Le théâtre offre à Silvia une exceptionnelle carrière au Théâtre National Populaire avec Gérard PHILIPE et Jean VILAR, aux côtés de Jean-Louis BARRAULT,
de Jean-Claude DROUOT, d’Alain CUNY, de tant d’autres… Les rôles au cinéma, plus rares, sont souvent associés à Jean-Paul Le CHANOIS, son compagnon à la ville :
Eponine dans Les Misérables, Catherine Loubet dans Le Cas du Docteur Laurent.
En 1972, Silvia MONFORT ouvre le Carré THORIGNY, dans le quartier de son enfance, puis, en 1977, c’est la naissance du « Carré Silvia MONFORT » à Vaugirard. Tout au long de sa carrière, en « artiste bâtisseuse » (6), elle multiplie avec audace les adaptations des classiques et des auteurs contemporains.
Silvia MONFORT s’éteint à Paris le 30 mars 1991. Elle est inhumée au cimetière du Père-Lachaise dans la 93e division, dans le caveau de famille surmonté d’une croix réalisée par son père. Une simple plaque rappelle le nom de la tragédienne. A chacun de leurs passages, les Sentinelles de la Mémoire y font une étape fidèle.
Le 1er décembre 1997, à Luisant, le Conseil régional du Centre baptise le nouveau lycée du nom de « Silvia MONFORT ». A cette occasion, le roman « Il ne m’arrivera rien » est réédité par la Région et offert aux élèves.
Lors de la disparition de Silvia MONFORT, la presse locale publie le détail d’une photographie prise très probablement le 23 août 1944 dans la cour de la Préfecture de Chartres. Le même cliché est publié à l’occasion du cinquantenaire de la Libération par Roger JOLY dans « La Libération de Chartres » (7).
En fait, il ne s’agit pas de Silvia mais de Françoise LENDORMY,
autre membre de la Résistance locale ayant une parfaite maîtrise de la langue anglaise et qui officie à ce moment en tant qu’interprète.
Cette confusion, bien légitime, a été admise par Roger JOLY.

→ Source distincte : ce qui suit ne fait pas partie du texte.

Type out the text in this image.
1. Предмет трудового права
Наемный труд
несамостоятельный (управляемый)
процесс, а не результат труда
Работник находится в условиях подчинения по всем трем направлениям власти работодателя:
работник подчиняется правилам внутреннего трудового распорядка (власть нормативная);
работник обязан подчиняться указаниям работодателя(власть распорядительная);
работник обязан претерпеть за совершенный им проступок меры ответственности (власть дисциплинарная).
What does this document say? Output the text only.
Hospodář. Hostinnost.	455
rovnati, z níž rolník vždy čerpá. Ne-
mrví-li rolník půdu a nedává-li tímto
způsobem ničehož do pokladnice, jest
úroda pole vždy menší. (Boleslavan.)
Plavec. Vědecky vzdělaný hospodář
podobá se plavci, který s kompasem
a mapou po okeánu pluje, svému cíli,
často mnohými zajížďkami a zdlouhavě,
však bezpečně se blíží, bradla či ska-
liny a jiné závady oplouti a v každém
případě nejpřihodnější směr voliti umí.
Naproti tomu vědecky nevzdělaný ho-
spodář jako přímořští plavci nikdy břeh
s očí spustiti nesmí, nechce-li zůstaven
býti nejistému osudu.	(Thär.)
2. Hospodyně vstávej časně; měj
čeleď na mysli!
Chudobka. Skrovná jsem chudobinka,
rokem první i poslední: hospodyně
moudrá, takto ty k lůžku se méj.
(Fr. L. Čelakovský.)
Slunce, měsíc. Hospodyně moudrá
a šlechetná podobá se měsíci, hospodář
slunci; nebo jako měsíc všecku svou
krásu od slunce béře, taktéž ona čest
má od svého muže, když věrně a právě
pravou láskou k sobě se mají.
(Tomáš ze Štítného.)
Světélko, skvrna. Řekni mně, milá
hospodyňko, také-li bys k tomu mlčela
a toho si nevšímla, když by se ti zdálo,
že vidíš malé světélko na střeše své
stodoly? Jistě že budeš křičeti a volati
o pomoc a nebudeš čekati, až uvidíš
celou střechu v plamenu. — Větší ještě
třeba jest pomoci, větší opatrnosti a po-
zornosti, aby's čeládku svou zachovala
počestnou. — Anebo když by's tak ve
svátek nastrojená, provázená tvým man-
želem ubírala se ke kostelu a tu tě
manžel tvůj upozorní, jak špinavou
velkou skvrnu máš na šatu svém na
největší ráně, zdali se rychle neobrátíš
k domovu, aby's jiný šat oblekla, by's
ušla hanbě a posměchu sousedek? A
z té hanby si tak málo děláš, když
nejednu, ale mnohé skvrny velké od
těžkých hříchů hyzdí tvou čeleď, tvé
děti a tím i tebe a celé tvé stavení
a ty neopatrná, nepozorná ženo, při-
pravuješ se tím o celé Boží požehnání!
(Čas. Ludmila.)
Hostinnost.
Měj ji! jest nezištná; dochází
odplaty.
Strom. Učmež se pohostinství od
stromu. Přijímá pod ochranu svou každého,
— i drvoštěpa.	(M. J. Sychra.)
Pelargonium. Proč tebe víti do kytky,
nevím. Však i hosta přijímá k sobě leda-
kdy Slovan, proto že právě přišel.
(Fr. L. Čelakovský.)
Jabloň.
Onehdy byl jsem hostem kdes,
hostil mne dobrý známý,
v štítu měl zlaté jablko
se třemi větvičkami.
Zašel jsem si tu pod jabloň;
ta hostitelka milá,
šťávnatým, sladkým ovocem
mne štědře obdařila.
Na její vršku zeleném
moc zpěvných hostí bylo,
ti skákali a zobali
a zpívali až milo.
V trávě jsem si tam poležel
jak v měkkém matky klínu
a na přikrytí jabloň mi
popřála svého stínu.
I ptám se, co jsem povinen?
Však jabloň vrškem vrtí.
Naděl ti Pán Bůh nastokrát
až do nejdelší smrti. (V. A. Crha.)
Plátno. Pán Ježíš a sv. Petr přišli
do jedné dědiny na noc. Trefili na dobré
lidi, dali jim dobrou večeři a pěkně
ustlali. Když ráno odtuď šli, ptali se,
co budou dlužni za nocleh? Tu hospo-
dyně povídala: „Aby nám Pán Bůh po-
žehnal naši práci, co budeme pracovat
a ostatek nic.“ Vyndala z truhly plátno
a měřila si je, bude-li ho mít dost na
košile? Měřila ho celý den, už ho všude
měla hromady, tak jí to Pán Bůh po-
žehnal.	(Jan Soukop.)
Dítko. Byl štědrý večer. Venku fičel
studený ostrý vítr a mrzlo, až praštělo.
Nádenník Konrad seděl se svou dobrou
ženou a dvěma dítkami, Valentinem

En 1960, Maurice CLAVEL, devenu une figure incontournable du monde littéraire et de la pensée de son temps, publie « Le Temps de Chartres ». Ce livre est un roman, autobiographique certes, mais un roman. CLAVEL s’y met en scène, on l’y retrouve sous son pseudonyme de SINCLAIR. Plusieurs des personnages gardent leur identité ou leur pseudonyme de ce temps : ALAIN (de CAUPENE), BOIS, COLIN, DESIRE (KLEIN), DUROC, JEROME. D’autres connaissent quelques modifications, à l’exemple de « JUBEAU » qui est bien évidemment le gendarme Omer JUBAULT. Certains noms sont totalement réinventés : Pierre JULY qui devient l’avocat LUCY, Jean-Pierre CARLOTTI qui devient le docteur SARCOTTE tout en continuant d’exercer à Auneau.
Silvia MONFORT y devient DELIA, un personnage d’une fiction très imprégnée de la réalité et des souvenirs de Maurice CLAVEL mais bien une héroïne de roman.
(1). Françoise PIAZZA, Silvia Monfort, Vivre debout, Editions Didier Carpentier, 2011.
(2). Gilles PERRAULT, La Longue Traque, Editions Fayard, 1998.
(3). Gilles PERRAULT, La Longue Traque, Editions Fayard, 1998.
(4). Titre du roman écrit par Silvia MONFORT en 1946.
(5). Francis DABLIN, Les Années les plus longues, 1963 – Extrait de la préface de Silvia MONFORT.
(6). Françoise PIAZZA, Silvia Monfort, Vivre debout, Editions Didier Carpentier, 2011 – Extrait de la préface de Jean-Claude DROUOT.
(7). Roger JOLY, La Libération de Chartres, Editions du Cherche-Midi, 1994.
(8). Maurice CLAVEL, Le Temps de Chartres, Editions Julliard, 1960.